The milestone may seem surprising if you’re used to seemingly daily stories about the CFO’s arrest and numerous device bans, but it really illustrates how little Huawei depends on Western markets. The company has surged in recent months on the back of sales not just in its homeland, but abroad. It doesn’t need US sales, even if it’s frustrated with the country’s opposition to its wares. And many of those device bans are focused on networking equipment, not handsets. You can walk into virtually any major carrier store in Canada and buy a Mate 20 Pro or P20 Pro, for instance, even though the government is facing pressure to exclude Huawei from 5G networks.

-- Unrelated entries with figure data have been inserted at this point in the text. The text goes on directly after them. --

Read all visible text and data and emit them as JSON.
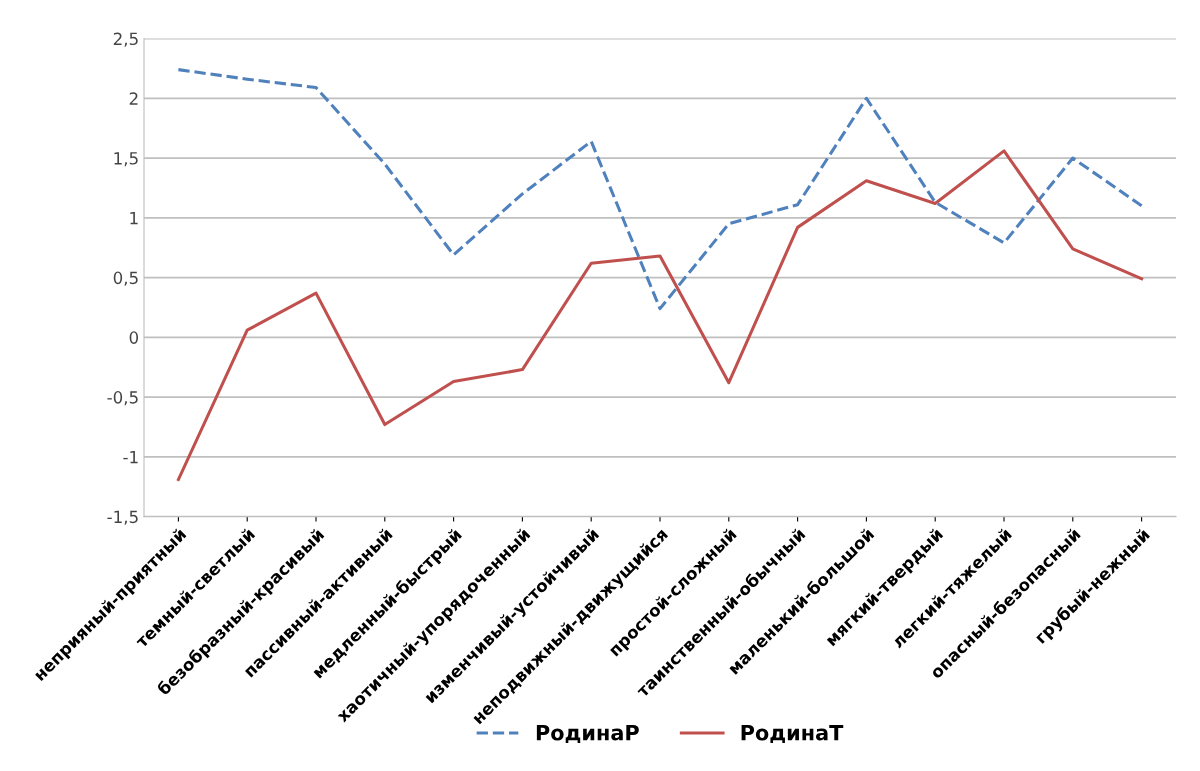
{
  "chart_data": {
    "type": "line",
    "categories": [
      "неприяный-приятный",
      "темный-светлый",
      "безобразный-красивый",
      "пассивный-активный",
      "медленный-быстрый",
      "хаотичный-упорядоченный",
      "изменчивый-устойчивый",
      "неподвижный-движущийся",
      "простой-сложный",
      "таинственный-обычный",
      "маленький-большой",
      "мягкий-твердый",
      "легкий-тяжелый",
      "опасный-безопасный",
      "грубый-нежный"
    ],
    "series": [
      {
        "name": "РодинаР",
        "color": "#4f81bd",
        "line_style": "dashed",
        "values": [
          2.24,
          2.16,
          2.09,
          1.45,
          0.69,
          1.2,
          1.64,
          0.24,
          0.95,
          1.11,
          2.0,
          1.13,
          0.79,
          1.5,
          1.1
        ]
      },
      {
        "name": "РодинаТ",
        "color": "#c0504d",
        "line_style": "solid",
        "values": [
          -1.19,
          0.06,
          0.37,
          -0.73,
          -0.37,
          -0.27,
          0.62,
          0.68,
          -0.38,
          0.92,
          1.31,
          1.12,
          1.56,
          0.74,
          0.49
        ]
      }
    ],
    "ylim": [
      -1.5,
      2.5
    ],
    "yticks": [
      {
        "value": -1.5,
        "label": "-1,5"
      },
      {
        "value": -1,
        "label": "-1"
      },
      {
        "value": -0.5,
        "label": "-0,5"
      },
      0,
      {
        "value": 0.5,
        "label": "0,5"
      },
      1,
      {
        "value": 1.5,
        "label": "1,5"
      },
      2,
      {
        "value": 2.5,
        "label": "2,5"
      }
    ],
    "grid": "y",
    "legend": "bottom",
    "marker": "none"
  }
}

No one can explain why phones even cost $600 anymore because they have totally stopped improving for over 3 years now. Apple’s response to this problem was to start charging $1000 for basically the same phone that used to cost $600, and should logically cost $300 now, apparently thinking that hundreds of millions of people on earth would want to brag about spending $1000 on an item that should cost $300.
They tried to sell people on this by using a planned obsolesce conspiracy against them, killing their batteries on purpose.
This is the kind of thing that happens when you’ve sold yourself as a liberal company, so you are obligated to install an anal CEO to signal to your users.
Huawei’s response was to start charging $300 for phones that should cost $300, and this has proven to be a very successful strategy.
The fact of reality is that no one is buying a new phone every year anymore, because there are not yearly improvements as there were for the past 20 or so years. People are not even buying phones every two years.
Also, no one is going to try to impress women with a phone, outside of probably Arab countries. Spending a thousand dollars on a $300 phone does not prove you are rich, it just proves you’re an asshole willing to waste $700. It is not like driving a $400,000 Italian sports car or wearing a $20,000 Rolex watch.
Honestly, if I needed a new phone, I would buy a Huawei. By all accounts, they are good phones. And with the way the Western intelligence is flipping out about “Chinese spying” (something no person in the West would care about), I’m starting to wonder if these are better protected from Western spying. Probably not, because they still run Android.
But wow.
What a retarded situation.
I wish American companies were better, but I can’t defend Apple.